Non c’è pace per Roberto Annese, il 33enne italo-venezuelano morto all’alba di sabato durante una protesta a Maracaibo, nello stato caraibico di Zulia. Dopo essere rimasto per ore su un marciapiede, vicino alla barricata che aveva alzato per protestare contro il governo socialista di Nicolas Maduro, ora è diventato anche oggetto di scontro tra chi sostiene sia stato ucciso dall’antisommossa e chi invece dice sia morto per un malfunzionamento nel mortaio artigianale, con cui stava sparando un grosso petardo sugli agenti.
«Non ci fanno vedere il corpo, non ci danno informazioni. Quelli che erano con lui sono in arresto e non possono parlare», dice lo zio Cosimo al telefono.Ma il capo della polizia, comandante Yepez, afferma in tv che quella notte i suoi uomini non hanno sparato neanche un colpo: «Il referto parla di manipolazione inadeguata di esplosivo». 
Su Internet circolano 4 scatti del corpo di Roberto, che sembrano confermare il decesso dovuto a un’esplosione. Sulla maglietta strappata si legge la scritta «Radonski presidente», dedicata al leader dell’opposizione Henrique Capriles Radonski. Sotto, il petto del ragazzo è divelto e bruciato, proprio nel punto in cui si appoggia la culatta dei mortai fatti in casa. «La ferita è stata provocata dalla polizia dopo la morte», urla un anti-chavista che si fa chiamare Fantasma. «Gli hanno sparato sul mortaio e gli è esploso in mano», risponde una ragazza.
L’unica cosa certa è che Roberto è diventata la 38esima vittima di una rivolta che dura da 44 giorni, che ha visto cadere persone su entrambi i fronti, e che il governo affronta coi bastoni in piazza e la carota di offerte di dialogo poco credibili, perché al contempo si continuano ad arrestare gli esponenti dell’opposizione. Rampollo di una delle famiglie più ricche di Maracaibo, Roberto ha abbracciato questa parte politica quando l’8 maggio del 2009 è stata espropriata la compagnia che aveva fondato suo padre, un emigrato pugliese.

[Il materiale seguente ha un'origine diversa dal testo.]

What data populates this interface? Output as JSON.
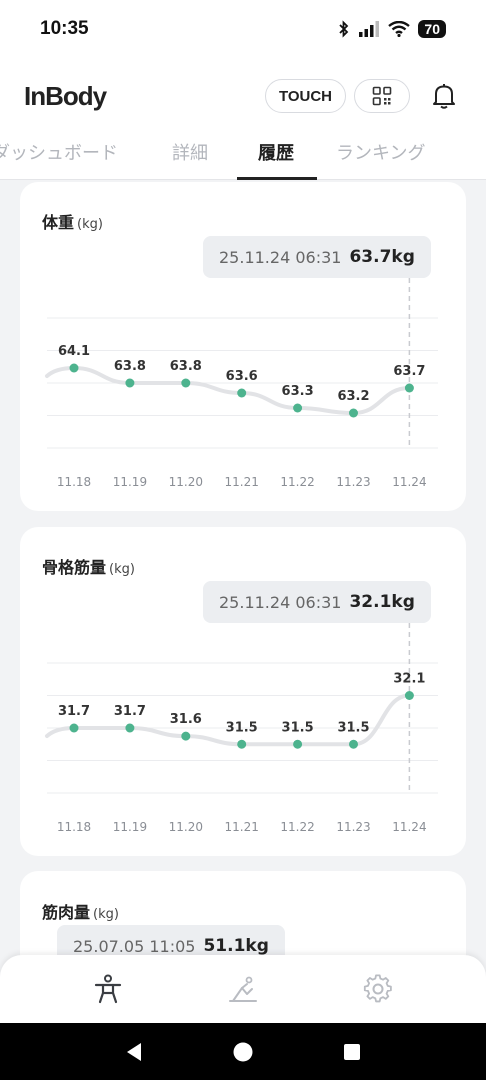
{
  "status_bar": {
    "time": "10:35",
    "battery": "70"
  },
  "header": {
    "logo": "InBody",
    "touch_label": "TOUCH"
  },
  "tabs": [
    {
      "label": "ダッシュボード",
      "active": false
    },
    {
      "label": "詳細",
      "active": false
    },
    {
      "label": "履歴",
      "active": true
    },
    {
      "label": "ランキング",
      "active": false
    }
  ],
  "cards": [
    {
      "title": "体重",
      "unit": "(kg)",
      "tooltip": {
        "datetime": "25.11.24 06:31",
        "value": "63.7kg"
      },
      "chart_data": {
        "type": "line",
        "categories": [
          "11.18",
          "11.19",
          "11.20",
          "11.21",
          "11.22",
          "11.23",
          "11.24"
        ],
        "series": [
          {
            "values": [
              64.1,
              63.8,
              63.8,
              63.6,
              63.3,
              63.2,
              63.7
            ]
          }
        ],
        "ylim": [
          62.5,
          65.1
        ],
        "grid": true,
        "highlight_index": 6,
        "colors": {
          "line": "#e2e3e6",
          "point": "#4db38e"
        }
      }
    },
    {
      "title": "骨格筋量",
      "unit": "(kg)",
      "tooltip": {
        "datetime": "25.11.24 06:31",
        "value": "32.1kg"
      },
      "chart_data": {
        "type": "line",
        "categories": [
          "11.18",
          "11.19",
          "11.20",
          "11.21",
          "11.22",
          "11.23",
          "11.24"
        ],
        "series": [
          {
            "values": [
              31.7,
              31.7,
              31.6,
              31.5,
              31.5,
              31.5,
              32.1
            ]
          }
        ],
        "ylim": [
          30.9,
          32.5
        ],
        "grid": true,
        "highlight_index": 6,
        "colors": {
          "line": "#e2e3e6",
          "point": "#4db38e"
        }
      }
    },
    {
      "title": "筋肉量",
      "unit": "(kg)",
      "tooltip": {
        "datetime": "25.07.05 11:05",
        "value": "51.1kg"
      }
    }
  ],
  "bottom_nav": [
    {
      "icon": "body-icon",
      "active": true
    },
    {
      "icon": "exercise-icon",
      "active": false
    },
    {
      "icon": "gear-icon",
      "active": false
    }
  ],
  "colors": {
    "accent": "#4db38e",
    "background": "#f2f3f5",
    "nav_active": "#3a3d42",
    "nav_inactive": "#b9bcc2"
  }
}
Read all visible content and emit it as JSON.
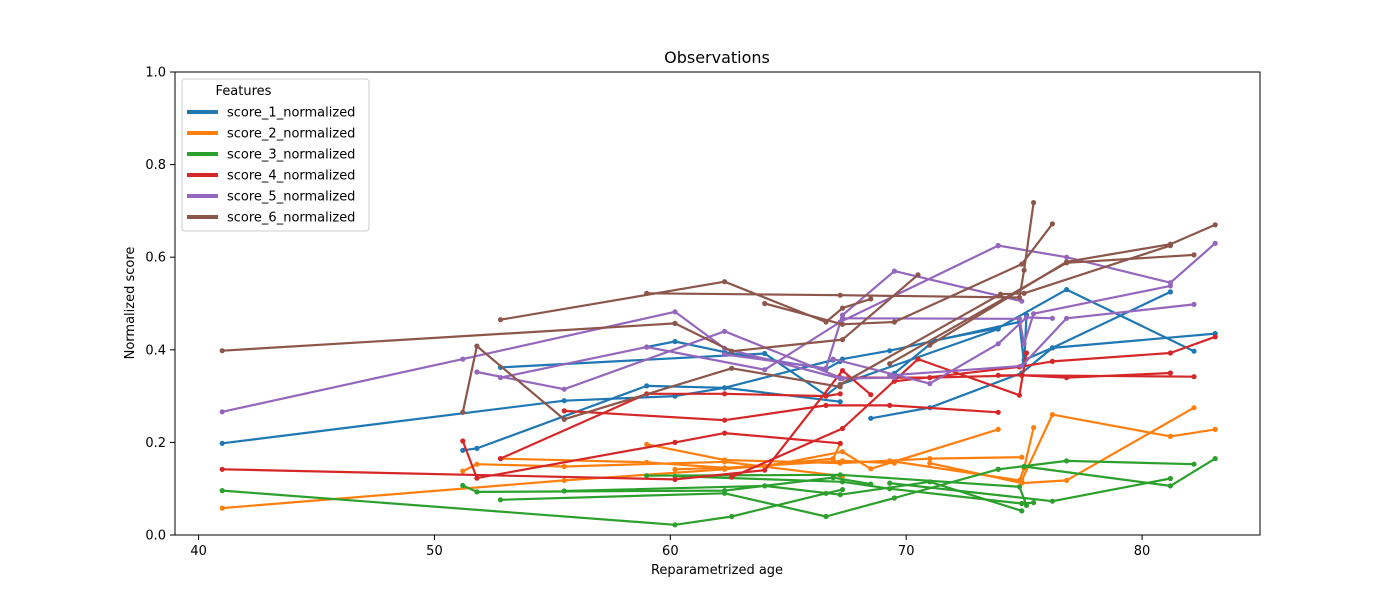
{
  "chart_data": {
    "type": "line",
    "title": "Observations",
    "xlabel": "Reparametrized age",
    "ylabel": "Normalized score",
    "xlim": [
      39.0,
      85.0
    ],
    "ylim": [
      0.0,
      1.0
    ],
    "xticks": [
      40,
      50,
      60,
      70,
      80
    ],
    "yticks": [
      0.0,
      0.2,
      0.4,
      0.6,
      0.8,
      1.0
    ],
    "grid": false,
    "legend": {
      "title": "Features",
      "placement": "top-left",
      "entries": [
        "score_1_normalized",
        "score_2_normalized",
        "score_3_normalized",
        "score_4_normalized",
        "score_5_normalized",
        "score_6_normalized"
      ]
    },
    "series": [
      {
        "name": "score_1_normalized",
        "color": "#1f77b4",
        "subjects": [
          [
            [
              41.0,
              0.198
            ],
            [
              55.5,
              0.29
            ],
            [
              60.2,
              0.3
            ],
            [
              62.3,
              0.318
            ],
            [
              66.9,
              0.378
            ]
          ],
          [
            [
              51.2,
              0.183
            ],
            [
              51.8,
              0.187
            ],
            [
              59.0,
              0.322
            ],
            [
              62.3,
              0.318
            ],
            [
              67.2,
              0.288
            ]
          ],
          [
            [
              52.8,
              0.362
            ],
            [
              64.0,
              0.392
            ],
            [
              66.6,
              0.302
            ],
            [
              67.2,
              0.325
            ],
            [
              73.9,
              0.445
            ]
          ],
          [
            [
              59.0,
              0.406
            ],
            [
              60.2,
              0.418
            ],
            [
              62.3,
              0.395
            ],
            [
              66.6,
              0.358
            ],
            [
              67.2,
              0.375
            ]
          ],
          [
            [
              67.3,
              0.38
            ],
            [
              69.3,
              0.398
            ],
            [
              74.8,
              0.46
            ],
            [
              75.0,
              0.37
            ],
            [
              75.1,
              0.475
            ]
          ],
          [
            [
              68.5,
              0.252
            ],
            [
              71.0,
              0.275
            ],
            [
              74.9,
              0.35
            ],
            [
              76.2,
              0.404
            ],
            [
              81.2,
              0.525
            ]
          ],
          [
            [
              69.5,
              0.349
            ],
            [
              71.2,
              0.42
            ],
            [
              73.9,
              0.447
            ],
            [
              76.8,
              0.53
            ],
            [
              82.2,
              0.397
            ]
          ],
          [
            [
              75.0,
              0.378
            ],
            [
              76.2,
              0.404
            ],
            [
              83.1,
              0.435
            ]
          ]
        ]
      },
      {
        "name": "score_2_normalized",
        "color": "#ff7f0e",
        "subjects": [
          [
            [
              41.0,
              0.058
            ],
            [
              55.5,
              0.118
            ],
            [
              62.3,
              0.142
            ],
            [
              66.9,
              0.165
            ],
            [
              67.2,
              0.197
            ]
          ],
          [
            [
              51.2,
              0.138
            ],
            [
              51.8,
              0.153
            ],
            [
              55.5,
              0.148
            ],
            [
              62.3,
              0.158
            ],
            [
              67.3,
              0.127
            ]
          ],
          [
            [
              52.8,
              0.165
            ],
            [
              59.0,
              0.157
            ],
            [
              62.3,
              0.145
            ],
            [
              67.3,
              0.16
            ],
            [
              69.5,
              0.155
            ]
          ],
          [
            [
              59.0,
              0.196
            ],
            [
              62.3,
              0.162
            ],
            [
              67.2,
              0.155
            ],
            [
              71.0,
              0.165
            ],
            [
              74.9,
              0.168
            ]
          ],
          [
            [
              60.2,
              0.142
            ],
            [
              64.0,
              0.148
            ],
            [
              67.3,
              0.18
            ],
            [
              68.5,
              0.143
            ],
            [
              73.9,
              0.228
            ]
          ],
          [
            [
              69.3,
              0.16
            ],
            [
              74.8,
              0.118
            ],
            [
              75.0,
              0.144
            ],
            [
              75.4,
              0.232
            ]
          ],
          [
            [
              71.0,
              0.155
            ],
            [
              74.9,
              0.112
            ],
            [
              76.8,
              0.118
            ],
            [
              82.2,
              0.275
            ]
          ],
          [
            [
              74.9,
              0.118
            ],
            [
              76.2,
              0.26
            ],
            [
              81.2,
              0.213
            ],
            [
              83.1,
              0.228
            ]
          ]
        ]
      },
      {
        "name": "score_3_normalized",
        "color": "#2ca02c",
        "subjects": [
          [
            [
              41.0,
              0.096
            ],
            [
              60.2,
              0.022
            ],
            [
              62.6,
              0.04
            ],
            [
              66.6,
              0.09
            ],
            [
              67.3,
              0.098
            ]
          ],
          [
            [
              51.2,
              0.107
            ],
            [
              51.8,
              0.093
            ],
            [
              62.3,
              0.096
            ],
            [
              66.9,
              0.124
            ],
            [
              68.5,
              0.11
            ]
          ],
          [
            [
              52.8,
              0.076
            ],
            [
              62.3,
              0.09
            ],
            [
              66.6,
              0.04
            ],
            [
              69.5,
              0.08
            ],
            [
              73.9,
              0.142
            ]
          ],
          [
            [
              55.5,
              0.095
            ],
            [
              64.0,
              0.106
            ],
            [
              67.2,
              0.087
            ],
            [
              71.0,
              0.115
            ],
            [
              74.9,
              0.052
            ]
          ],
          [
            [
              59.0,
              0.128
            ],
            [
              67.2,
              0.13
            ],
            [
              74.8,
              0.104
            ],
            [
              75.1,
              0.064
            ]
          ],
          [
            [
              60.2,
              0.127
            ],
            [
              67.3,
              0.115
            ],
            [
              69.3,
              0.1
            ],
            [
              74.9,
              0.068
            ],
            [
              75.4,
              0.07
            ]
          ],
          [
            [
              69.3,
              0.112
            ],
            [
              76.2,
              0.073
            ],
            [
              81.2,
              0.122
            ]
          ],
          [
            [
              73.9,
              0.142
            ],
            [
              76.8,
              0.16
            ],
            [
              82.2,
              0.153
            ]
          ],
          [
            [
              75.0,
              0.148
            ],
            [
              81.2,
              0.106
            ],
            [
              83.1,
              0.165
            ]
          ]
        ]
      },
      {
        "name": "score_4_normalized",
        "color": "#d62728",
        "subjects": [
          [
            [
              41.0,
              0.142
            ],
            [
              60.2,
              0.12
            ],
            [
              64.0,
              0.14
            ],
            [
              67.3,
              0.355
            ],
            [
              68.5,
              0.303
            ]
          ],
          [
            [
              51.2,
              0.203
            ],
            [
              51.8,
              0.123
            ],
            [
              60.2,
              0.2
            ],
            [
              62.3,
              0.22
            ],
            [
              67.2,
              0.198
            ]
          ],
          [
            [
              52.8,
              0.165
            ],
            [
              59.0,
              0.305
            ],
            [
              62.3,
              0.305
            ],
            [
              66.6,
              0.3
            ],
            [
              67.2,
              0.305
            ]
          ],
          [
            [
              55.5,
              0.268
            ],
            [
              62.3,
              0.248
            ],
            [
              66.6,
              0.28
            ],
            [
              69.3,
              0.28
            ],
            [
              73.9,
              0.265
            ]
          ],
          [
            [
              62.6,
              0.125
            ],
            [
              67.3,
              0.23
            ],
            [
              70.5,
              0.38
            ],
            [
              74.8,
              0.302
            ],
            [
              75.1,
              0.393
            ]
          ],
          [
            [
              67.2,
              0.34
            ],
            [
              71.0,
              0.34
            ],
            [
              74.9,
              0.345
            ],
            [
              76.8,
              0.34
            ],
            [
              81.2,
              0.35
            ]
          ],
          [
            [
              69.5,
              0.332
            ],
            [
              74.8,
              0.363
            ],
            [
              76.2,
              0.375
            ],
            [
              81.2,
              0.393
            ],
            [
              83.1,
              0.428
            ]
          ],
          [
            [
              73.9,
              0.345
            ],
            [
              74.9,
              0.345
            ],
            [
              82.2,
              0.342
            ]
          ]
        ]
      },
      {
        "name": "score_5_normalized",
        "color": "#9467bd",
        "subjects": [
          [
            [
              41.0,
              0.266
            ],
            [
              51.2,
              0.38
            ],
            [
              60.2,
              0.482
            ],
            [
              62.3,
              0.403
            ],
            [
              67.2,
              0.338
            ]
          ],
          [
            [
              51.8,
              0.352
            ],
            [
              55.5,
              0.315
            ],
            [
              62.3,
              0.44
            ],
            [
              67.3,
              0.338
            ],
            [
              69.5,
              0.34
            ]
          ],
          [
            [
              52.8,
              0.34
            ],
            [
              59.0,
              0.406
            ],
            [
              64.0,
              0.357
            ],
            [
              67.2,
              0.46
            ],
            [
              73.9,
              0.625
            ]
          ],
          [
            [
              62.3,
              0.39
            ],
            [
              66.6,
              0.36
            ],
            [
              67.3,
              0.475
            ],
            [
              69.5,
              0.57
            ],
            [
              74.9,
              0.505
            ]
          ],
          [
            [
              66.9,
              0.38
            ],
            [
              71.0,
              0.327
            ],
            [
              73.9,
              0.413
            ],
            [
              75.1,
              0.47
            ],
            [
              76.2,
              0.468
            ]
          ],
          [
            [
              67.3,
              0.468
            ],
            [
              74.8,
              0.467
            ],
            [
              75.0,
              0.413
            ],
            [
              75.4,
              0.478
            ],
            [
              81.2,
              0.538
            ]
          ],
          [
            [
              69.3,
              0.345
            ],
            [
              74.9,
              0.365
            ],
            [
              76.8,
              0.468
            ],
            [
              82.2,
              0.498
            ]
          ],
          [
            [
              73.9,
              0.625
            ],
            [
              76.8,
              0.6
            ],
            [
              81.2,
              0.545
            ],
            [
              83.1,
              0.63
            ]
          ]
        ]
      },
      {
        "name": "score_6_normalized",
        "color": "#8c564b",
        "subjects": [
          [
            [
              41.0,
              0.398
            ],
            [
              60.2,
              0.457
            ],
            [
              62.6,
              0.397
            ],
            [
              67.3,
              0.422
            ],
            [
              70.5,
              0.562
            ]
          ],
          [
            [
              51.2,
              0.265
            ],
            [
              51.8,
              0.408
            ],
            [
              55.5,
              0.25
            ],
            [
              62.6,
              0.36
            ],
            [
              67.2,
              0.32
            ]
          ],
          [
            [
              52.8,
              0.465
            ],
            [
              62.3,
              0.547
            ],
            [
              66.6,
              0.46
            ],
            [
              67.3,
              0.49
            ],
            [
              68.5,
              0.51
            ]
          ],
          [
            [
              59.0,
              0.522
            ],
            [
              67.2,
              0.518
            ],
            [
              74.8,
              0.513
            ],
            [
              75.0,
              0.572
            ],
            [
              75.4,
              0.718
            ]
          ],
          [
            [
              64.0,
              0.5
            ],
            [
              67.3,
              0.455
            ],
            [
              69.5,
              0.46
            ],
            [
              74.9,
              0.585
            ],
            [
              76.2,
              0.672
            ]
          ],
          [
            [
              67.2,
              0.325
            ],
            [
              74.0,
              0.52
            ],
            [
              75.0,
              0.522
            ],
            [
              81.2,
              0.625
            ]
          ],
          [
            [
              69.3,
              0.37
            ],
            [
              76.8,
              0.588
            ],
            [
              82.2,
              0.605
            ]
          ],
          [
            [
              71.0,
              0.41
            ],
            [
              76.8,
              0.59
            ],
            [
              81.2,
              0.628
            ],
            [
              83.1,
              0.67
            ]
          ]
        ]
      }
    ]
  }
}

«Ci hanno chiamato di notte e quando siamo arrivati in azienda abbiamo trovato una trentina di soldati», ricorda Cosimo. Insieme alla società d’armamento degli Annese, l’allora presidente Hugo Chavez nazionalizzò altre 73 compagnie, tutte legate all’estrazione di petrolio dal lago Maracaibo. «Date a Cesare quel che è di Cesare e al popolo ciò che è del popolo», disse lo scomparso comandante.
Ma i sindacati del petrolio di Zulia sostengono che con gli espropri si persero 10mila posti di lavoro e i salari caddero drasticamente. «Potrebbe essere tra un mese, un mese e mezzo, ma quando la gente avrà fame, scenderà in strada», disse all’epoca il delegato dei lavoratori, German Cortez. Ci sono voluti 5 anni e poi la sua profezia si è avverata. Anche se molti tra gli intellettuali e nei ceti poveri di questo Venezuela in crisi, continuano ancora oggi a credere nel sogno del socialismo del XXI Secolo.